These are chat archives for cltk/cltk

13th
May 2016
James Tauber
@jtauber
May 13 2016 00:20
I'm trying to think of a Greek translation for "Parsey McParseFace" :-)
I guess we just need VERB->deverbal-adjective + [VERB + "face"]->patronymic
for some VERB roughly equivalent to "to parse"
Kyle P. Johnson
@kylepjohnson
May 13 2016 00:28
Brilliant.
le/gw isn't far off.
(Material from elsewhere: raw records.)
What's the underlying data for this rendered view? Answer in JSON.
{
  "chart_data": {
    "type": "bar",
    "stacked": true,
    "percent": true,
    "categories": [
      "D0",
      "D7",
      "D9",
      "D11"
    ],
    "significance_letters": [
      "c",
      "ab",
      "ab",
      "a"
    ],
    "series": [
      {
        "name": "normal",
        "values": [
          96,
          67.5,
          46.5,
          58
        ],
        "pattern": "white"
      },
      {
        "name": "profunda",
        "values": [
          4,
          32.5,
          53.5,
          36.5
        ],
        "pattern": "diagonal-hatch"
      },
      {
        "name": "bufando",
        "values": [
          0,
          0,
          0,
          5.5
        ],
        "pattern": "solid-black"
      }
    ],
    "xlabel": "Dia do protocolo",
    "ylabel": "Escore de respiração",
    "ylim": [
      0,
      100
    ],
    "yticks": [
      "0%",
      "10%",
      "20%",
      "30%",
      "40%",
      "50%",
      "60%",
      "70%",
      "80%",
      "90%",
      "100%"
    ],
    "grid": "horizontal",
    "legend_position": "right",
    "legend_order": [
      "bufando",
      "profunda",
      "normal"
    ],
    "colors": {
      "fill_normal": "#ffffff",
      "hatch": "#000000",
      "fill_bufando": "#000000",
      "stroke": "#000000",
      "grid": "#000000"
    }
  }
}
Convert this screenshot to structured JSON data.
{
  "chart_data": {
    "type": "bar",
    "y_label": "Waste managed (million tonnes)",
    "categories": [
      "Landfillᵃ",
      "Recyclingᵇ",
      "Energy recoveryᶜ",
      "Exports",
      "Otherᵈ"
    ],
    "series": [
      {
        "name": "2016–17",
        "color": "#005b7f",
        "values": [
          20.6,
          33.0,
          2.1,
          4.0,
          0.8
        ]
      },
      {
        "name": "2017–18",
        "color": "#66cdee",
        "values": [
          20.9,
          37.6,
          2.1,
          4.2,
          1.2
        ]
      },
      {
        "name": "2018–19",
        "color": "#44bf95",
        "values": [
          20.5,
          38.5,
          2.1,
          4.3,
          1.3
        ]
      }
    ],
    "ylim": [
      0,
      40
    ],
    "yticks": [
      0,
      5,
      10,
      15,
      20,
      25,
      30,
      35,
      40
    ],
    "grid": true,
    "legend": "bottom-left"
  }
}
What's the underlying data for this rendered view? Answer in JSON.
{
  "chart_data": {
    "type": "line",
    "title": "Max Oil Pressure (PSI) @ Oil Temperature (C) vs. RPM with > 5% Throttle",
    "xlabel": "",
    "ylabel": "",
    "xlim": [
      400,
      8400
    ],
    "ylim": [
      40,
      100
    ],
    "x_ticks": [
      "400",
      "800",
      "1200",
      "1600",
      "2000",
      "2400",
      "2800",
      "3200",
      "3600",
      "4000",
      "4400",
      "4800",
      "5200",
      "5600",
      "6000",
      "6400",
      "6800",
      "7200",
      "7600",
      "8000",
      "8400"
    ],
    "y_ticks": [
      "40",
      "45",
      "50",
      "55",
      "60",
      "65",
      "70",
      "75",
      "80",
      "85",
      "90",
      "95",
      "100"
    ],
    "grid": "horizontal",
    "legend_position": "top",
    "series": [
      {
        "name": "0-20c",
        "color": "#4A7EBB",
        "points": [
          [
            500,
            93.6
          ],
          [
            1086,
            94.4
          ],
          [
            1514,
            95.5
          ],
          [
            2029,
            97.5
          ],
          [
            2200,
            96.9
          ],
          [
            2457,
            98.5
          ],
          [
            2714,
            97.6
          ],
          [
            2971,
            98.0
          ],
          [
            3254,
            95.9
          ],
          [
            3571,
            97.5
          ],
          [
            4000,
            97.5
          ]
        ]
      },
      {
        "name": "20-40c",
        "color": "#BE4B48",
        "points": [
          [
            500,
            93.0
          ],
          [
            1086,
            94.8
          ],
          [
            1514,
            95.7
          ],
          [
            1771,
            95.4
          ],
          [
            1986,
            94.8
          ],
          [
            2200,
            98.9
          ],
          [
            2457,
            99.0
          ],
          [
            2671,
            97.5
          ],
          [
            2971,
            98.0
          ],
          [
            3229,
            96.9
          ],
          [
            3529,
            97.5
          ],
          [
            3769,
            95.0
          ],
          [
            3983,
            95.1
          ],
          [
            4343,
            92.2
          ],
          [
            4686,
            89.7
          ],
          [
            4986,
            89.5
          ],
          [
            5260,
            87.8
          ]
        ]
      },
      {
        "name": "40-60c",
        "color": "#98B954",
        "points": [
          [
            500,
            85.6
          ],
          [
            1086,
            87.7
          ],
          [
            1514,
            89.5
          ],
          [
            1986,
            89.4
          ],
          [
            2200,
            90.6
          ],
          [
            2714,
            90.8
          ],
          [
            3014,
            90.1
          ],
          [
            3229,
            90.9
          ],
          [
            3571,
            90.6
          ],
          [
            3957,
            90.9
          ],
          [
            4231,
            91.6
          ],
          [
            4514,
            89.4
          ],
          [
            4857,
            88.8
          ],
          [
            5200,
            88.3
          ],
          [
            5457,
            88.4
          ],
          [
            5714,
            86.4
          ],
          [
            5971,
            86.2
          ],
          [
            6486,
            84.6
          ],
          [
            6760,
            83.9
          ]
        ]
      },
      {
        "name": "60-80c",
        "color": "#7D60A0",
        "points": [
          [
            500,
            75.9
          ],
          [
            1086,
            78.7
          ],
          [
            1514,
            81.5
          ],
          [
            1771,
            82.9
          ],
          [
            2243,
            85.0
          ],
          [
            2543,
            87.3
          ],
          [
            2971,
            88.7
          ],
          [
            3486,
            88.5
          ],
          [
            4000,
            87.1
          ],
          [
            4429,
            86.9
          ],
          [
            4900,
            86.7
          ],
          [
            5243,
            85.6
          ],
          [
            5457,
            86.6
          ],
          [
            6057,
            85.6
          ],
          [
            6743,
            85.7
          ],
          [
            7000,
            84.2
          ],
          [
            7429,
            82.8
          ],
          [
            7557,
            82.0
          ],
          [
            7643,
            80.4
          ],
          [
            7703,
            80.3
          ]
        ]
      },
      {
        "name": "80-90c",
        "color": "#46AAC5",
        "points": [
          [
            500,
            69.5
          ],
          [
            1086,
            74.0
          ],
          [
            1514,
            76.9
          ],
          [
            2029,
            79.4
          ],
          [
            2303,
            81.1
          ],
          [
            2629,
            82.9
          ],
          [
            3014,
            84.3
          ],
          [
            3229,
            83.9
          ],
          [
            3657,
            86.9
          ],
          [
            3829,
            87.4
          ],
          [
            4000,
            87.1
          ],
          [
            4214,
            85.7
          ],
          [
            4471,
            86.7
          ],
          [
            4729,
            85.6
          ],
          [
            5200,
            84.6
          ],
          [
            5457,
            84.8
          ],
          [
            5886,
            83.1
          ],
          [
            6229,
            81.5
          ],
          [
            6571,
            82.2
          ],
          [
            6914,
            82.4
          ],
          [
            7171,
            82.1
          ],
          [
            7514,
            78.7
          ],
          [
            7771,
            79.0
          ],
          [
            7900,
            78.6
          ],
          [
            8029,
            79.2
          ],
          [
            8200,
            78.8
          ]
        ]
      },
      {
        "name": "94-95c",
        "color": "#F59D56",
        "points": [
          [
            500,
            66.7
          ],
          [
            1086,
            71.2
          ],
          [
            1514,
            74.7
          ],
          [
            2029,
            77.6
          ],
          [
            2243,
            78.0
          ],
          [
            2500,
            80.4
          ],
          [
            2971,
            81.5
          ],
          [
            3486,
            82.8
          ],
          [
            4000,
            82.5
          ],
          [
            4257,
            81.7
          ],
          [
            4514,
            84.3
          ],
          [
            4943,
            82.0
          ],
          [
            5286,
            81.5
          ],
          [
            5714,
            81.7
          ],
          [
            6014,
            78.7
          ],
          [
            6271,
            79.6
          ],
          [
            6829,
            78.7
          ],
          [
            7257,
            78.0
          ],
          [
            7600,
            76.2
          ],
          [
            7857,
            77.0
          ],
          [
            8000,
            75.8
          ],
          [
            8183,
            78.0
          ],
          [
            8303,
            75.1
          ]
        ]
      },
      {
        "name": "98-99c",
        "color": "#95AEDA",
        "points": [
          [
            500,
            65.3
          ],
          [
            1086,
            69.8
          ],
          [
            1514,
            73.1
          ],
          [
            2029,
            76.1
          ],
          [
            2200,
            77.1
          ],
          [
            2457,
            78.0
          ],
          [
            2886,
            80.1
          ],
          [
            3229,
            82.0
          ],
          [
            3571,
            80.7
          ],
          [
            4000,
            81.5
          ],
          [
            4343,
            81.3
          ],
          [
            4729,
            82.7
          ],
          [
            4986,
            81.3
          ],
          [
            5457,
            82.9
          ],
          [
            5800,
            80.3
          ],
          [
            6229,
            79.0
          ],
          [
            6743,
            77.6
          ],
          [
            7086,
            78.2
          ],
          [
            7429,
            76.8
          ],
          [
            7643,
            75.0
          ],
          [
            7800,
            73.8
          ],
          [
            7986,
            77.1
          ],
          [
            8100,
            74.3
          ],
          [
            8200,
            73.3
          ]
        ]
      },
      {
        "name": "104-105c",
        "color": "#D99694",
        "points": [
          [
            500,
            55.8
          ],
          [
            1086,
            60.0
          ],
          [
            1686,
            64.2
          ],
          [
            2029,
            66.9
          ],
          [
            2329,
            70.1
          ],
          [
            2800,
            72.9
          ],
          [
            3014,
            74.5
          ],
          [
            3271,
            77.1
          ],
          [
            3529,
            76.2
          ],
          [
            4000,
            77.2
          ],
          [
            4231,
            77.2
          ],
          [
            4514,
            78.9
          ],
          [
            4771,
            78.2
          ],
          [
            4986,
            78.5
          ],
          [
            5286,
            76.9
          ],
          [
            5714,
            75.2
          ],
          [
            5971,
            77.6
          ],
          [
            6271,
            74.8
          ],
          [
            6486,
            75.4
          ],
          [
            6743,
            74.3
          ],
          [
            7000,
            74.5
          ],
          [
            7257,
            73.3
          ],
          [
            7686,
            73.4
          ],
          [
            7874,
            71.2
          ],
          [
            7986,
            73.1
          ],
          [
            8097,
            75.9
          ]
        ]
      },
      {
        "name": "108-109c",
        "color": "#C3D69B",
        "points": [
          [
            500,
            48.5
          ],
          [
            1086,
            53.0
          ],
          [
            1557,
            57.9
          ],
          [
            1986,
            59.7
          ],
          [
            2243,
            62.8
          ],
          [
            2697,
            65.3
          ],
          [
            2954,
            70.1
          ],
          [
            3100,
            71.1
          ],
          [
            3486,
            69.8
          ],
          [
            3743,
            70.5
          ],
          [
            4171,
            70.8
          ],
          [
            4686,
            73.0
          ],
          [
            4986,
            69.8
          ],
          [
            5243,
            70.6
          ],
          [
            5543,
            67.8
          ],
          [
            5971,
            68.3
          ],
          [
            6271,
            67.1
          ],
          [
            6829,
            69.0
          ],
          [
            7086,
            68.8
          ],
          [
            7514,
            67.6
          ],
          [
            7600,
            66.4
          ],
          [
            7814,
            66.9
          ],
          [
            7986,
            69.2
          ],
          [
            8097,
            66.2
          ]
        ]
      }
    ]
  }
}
We should check the Eng-Grk dict that Chicago hosts
James Tauber
@jtauber
May 13 2016 02:49
@kylepjohnson I haven't looked at any of the pos-tagging stuff but does any of it use morphology or any kind of word-internal cues or are they all "outside / external" tagging?
Kyle P. Johnson
@kylepjohnson
May 13 2016 03:40
I've only skimmed the article. http://arxiv.org/pdf/1603.06042v1.pdf ...
"following features on a window ±3 tokens cen- tered at the current focus token: word, cluster, character n-gram up to length 3. " (p 5)
What hey mean by character n-gram I don't know (assuming the end)
James Tauber
@jtauber
May 13 2016 03:43
@kylepjohnson I actually meant existing POS stuff used in CLTK
Kyle P. Johnson
@kylepjohnson
May 13 2016 03:44
Oh haha. Sorry I've got TF on my mind a lot these days.
James Tauber
@jtauber
May 13 2016 03:44
like the CRF model you just trained
Kyle P. Johnson
@kylepjohnson
May 13 2016 03:44
CRF I don't know yet. It's well documented tho.
The TnT is really interesting. And way back I messed around with custom prefix/suffix algos but didn't do anything great for Greek or Latin
James Tauber
@jtauber
May 13 2016 03:46
character n-grams probably do a decent job although if they are trigrams and rely on a stop character for end-of-word, they're only getting the last two characters :-)
James Tauber
@jtauber
May 13 2016 04:09
although it's given me an idea for a little experiment and blog post :-)
James Tauber
@jtauber
May 13 2016 04:17
(i guess trigrams are fine because co-incidence of, say, ομε, μεν, and εν# would indicate a lot)
Kyle P. Johnson
@kylepjohnson
May 13 2016 04:20
That seems right
If you want to test any of this, including SyntaxNet, go for it
James Tauber
@jtauber
May 13 2016 04:21
or θησ ησο σον οντ ντα ται αι# :-)
oh, I'd definitely like to play around with it